Foreigners can be hired to work in nationalized and partly-nationalized industries only if there are no Filipinos with the technical skills to do the job. In such cases, the foreign national who is hired is required to train their Filipino colleagues in their area of expertise.
These foreign hires will need to obtain:
- An Authority to Employ permit from the DOJ
- A Special Temporary Permit (STP) from the:
- Professional Regulation Commission (PRC)
- Department of Trade and Industry (DTI) or Department of Environment and Natural Resources (DENR) for mining
Certain industries under the Negative List may have different requirements. For example, if the employer is a retailer included in the negative list, the foreigner must also submit an updated General Information Sheet (GIS).

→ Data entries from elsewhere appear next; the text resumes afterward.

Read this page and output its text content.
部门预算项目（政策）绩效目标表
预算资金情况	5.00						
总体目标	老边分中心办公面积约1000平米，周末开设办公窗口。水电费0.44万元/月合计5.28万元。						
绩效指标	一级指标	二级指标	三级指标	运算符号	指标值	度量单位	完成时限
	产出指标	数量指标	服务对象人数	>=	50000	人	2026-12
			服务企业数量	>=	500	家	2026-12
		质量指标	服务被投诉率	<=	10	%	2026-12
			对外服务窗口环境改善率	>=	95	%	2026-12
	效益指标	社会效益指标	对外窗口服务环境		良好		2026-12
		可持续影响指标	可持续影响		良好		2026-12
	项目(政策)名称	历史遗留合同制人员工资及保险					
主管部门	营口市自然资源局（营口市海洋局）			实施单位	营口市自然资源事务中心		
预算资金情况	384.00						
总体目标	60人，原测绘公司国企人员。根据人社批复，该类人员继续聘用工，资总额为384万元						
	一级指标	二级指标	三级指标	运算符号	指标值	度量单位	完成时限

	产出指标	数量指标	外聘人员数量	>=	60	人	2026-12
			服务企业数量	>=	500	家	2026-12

Moreover, PRC Resolution No. 2012- 668 lays down the guidelines and requirements for a Special Temporary Permit, including the kind of foreign professionals that must apply for the permit.
They are:
- Foreign professionals who wish to practice in the Philippines under reciprocity of other international agreements
- Foreign consultants in foreign-funded, joint venture, or foreign-assisted projects of the government
- Foreign employees of Philippine and foreign private firms or institutions pursuant to law
- Foreign health professionals on humanitarian missions
- Filipino professionals who have emigrated and become naturalized citizens of the countries they moved to
Role of the Anti-Dummy Law
The Anti-Dummy Law (Commonwealth Act No. 108) imposes criminal and civil penalties on people who violate foreign equity restrictions. This means that Filipinos must own at least 60% of a nationalized and partly-nationalized enterprise.
The exceptions to the 60% Filipino-owned enterprise are:
- Mass media and the practice of some professions – 100% Filipino ownership Private recruitment companies for local or overseas employment – 75% Filipino ownership
- Advertising – 70% Filipino ownership
- Retail trade enterprises with a paid-up capital of less than US$2.5 million
P.D. No. 715 amended the Anti-Dummy Law to allow foreigners to sit as members of the board of directors in partially nationalized industries in a number proportionate to their allowed equity in the company. SEC Memorandum Circular No. 8 Series of 2013 clarifies that Filipino ownership applies to the total number of outstanding shares of stock whether or not these stockholders are entitled to vote in the election of directors.